Язи был активным участником революционной волны 1980-х среди рабочих Сан-Бернарду-ду-Кампу. Анализу идеологии он посвятил книгу «Метаморфозы классового сознания» (2006), где на примере Партии трудящихся проследил эволюцию сознания рабочих от пассивной разобщённости к классовому действию — и обратно. Две публикуемые заметки позволяют лучше понять перспективы нынешнего политического кризиса. Первая из них размещена здесь, а ссылку на вторую вы найдёте внизу страницы в разделе «По этой теме читайте также».

За обманчивой красотой скрываются массовые убийства, уничтожение достоинства, лагеря принудительного труда, отрицание всякого понятия о свободе и братстве. (…) [Коммунист] кажется безобидным, он может быть твоим самым любимым другом, самым искренним, самым верным… до того дня, когда он убьёт тебя исподтишка.

«Горила», антикоммунистический листок, который распространялся в армии при подготовке к перевороту 1964 г.

Недавние демонстрации правых в Бразилии вызвали такое изумление, будто они перенеслись к нам из другого времени и места как обломок тёмных времён, которые, казалось, остались позади. Изумление испытывают и те, кто считает подобное явление совершенно новым — отсюда такие определения, как «новые правые», «консервативная волна» и проч. Мы же, напротив, не считаем консерватизм, проявляющийся в политических акциях правых, ни обломком прошлого, возвращающимся в виде анахронизма, ни чем-то новым, возникающим из ничего.

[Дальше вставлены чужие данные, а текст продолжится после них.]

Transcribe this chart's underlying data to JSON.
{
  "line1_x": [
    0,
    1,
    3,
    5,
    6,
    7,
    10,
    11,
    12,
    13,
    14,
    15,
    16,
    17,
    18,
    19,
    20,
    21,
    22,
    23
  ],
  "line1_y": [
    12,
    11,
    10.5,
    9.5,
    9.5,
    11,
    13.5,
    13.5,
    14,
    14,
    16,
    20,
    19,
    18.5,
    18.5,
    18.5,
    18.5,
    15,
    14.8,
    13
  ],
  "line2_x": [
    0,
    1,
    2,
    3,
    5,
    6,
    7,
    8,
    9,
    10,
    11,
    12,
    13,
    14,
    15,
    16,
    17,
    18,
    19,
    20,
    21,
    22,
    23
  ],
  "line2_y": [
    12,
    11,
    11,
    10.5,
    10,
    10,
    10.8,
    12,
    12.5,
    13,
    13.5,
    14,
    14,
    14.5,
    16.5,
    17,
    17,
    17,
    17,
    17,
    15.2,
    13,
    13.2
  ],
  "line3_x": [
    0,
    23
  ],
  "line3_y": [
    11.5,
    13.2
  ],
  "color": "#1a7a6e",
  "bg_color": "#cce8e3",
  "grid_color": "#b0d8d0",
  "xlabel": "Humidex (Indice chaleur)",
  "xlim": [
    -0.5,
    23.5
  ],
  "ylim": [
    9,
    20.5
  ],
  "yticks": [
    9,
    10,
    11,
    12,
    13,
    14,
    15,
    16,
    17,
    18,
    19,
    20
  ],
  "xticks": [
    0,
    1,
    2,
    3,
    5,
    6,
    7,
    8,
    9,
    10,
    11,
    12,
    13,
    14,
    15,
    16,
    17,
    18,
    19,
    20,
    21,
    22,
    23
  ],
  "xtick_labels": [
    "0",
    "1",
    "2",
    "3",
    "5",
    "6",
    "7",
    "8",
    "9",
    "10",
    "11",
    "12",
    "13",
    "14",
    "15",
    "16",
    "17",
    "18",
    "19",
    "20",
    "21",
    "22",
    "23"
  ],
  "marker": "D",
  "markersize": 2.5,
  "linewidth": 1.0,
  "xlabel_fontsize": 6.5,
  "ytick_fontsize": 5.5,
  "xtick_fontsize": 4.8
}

Консерватизм у нас был всегда, он здравствует и никуда не пропадал. Очевидно, что с ним боролись не так, как надо, и следует задать вопрос: почему?

Консерватизм и борьба классов

Невозможно понять консерватизм сам по себе: за ним стоит более глубокое явление. Мы убеждены, что в нём выражается борьба классов, т.е. в его формах проявляется динамика борьбы между антагонистическими интересами, образующими буржуазное общество. В этом смысле важно сперва обозначить ту ситуацию, в которой выступает консерватизм.

Мауру Язи
Мауру Язи

Политическая деятельность правых удивляет тех, кто считал, что категория социальных классов уже не объясняет современное общество. У нас, так или иначе, возобладала политическая стратегия, которая таким образом направляла политическую деятельность трудящихся, чтобы ослабить или обойти классовую борьбу и за счёт этого получить возможность в длительной перспективе проводить умеренные реформы.

Эта стратегия, которая называлась народно-демократической, исходила из убеждения, что кризис буржуазной автократии позволит преодолеть историческую черту нашей общественной формации, а именно, её «прусский» характер. Что Бразилия — общество с сильным государством и слабым гражданским обществом, а потому укрепление «гражданского общества» приведёт к ситуации, где спор за гегемонию будет благоприятствовать рабочему классу, сокращая политическое пространство правых и способствуя левой политике.

Но случилось иначе. Возобладала буржуазная стратегия смены режима, управляемой верхами и безопасной для них. Возобладала не потому, что не окрепло буржуазное гражданское общество, не потому, что Бразилия не стала более «западной» в грамшианском смысле[1], а как раз в силу того, что окрепшее буржуазное гражданское общество создало те рамки, в которых укрепилась буржуазная гегемония, сократив, а не увеличив политическое пространство левых.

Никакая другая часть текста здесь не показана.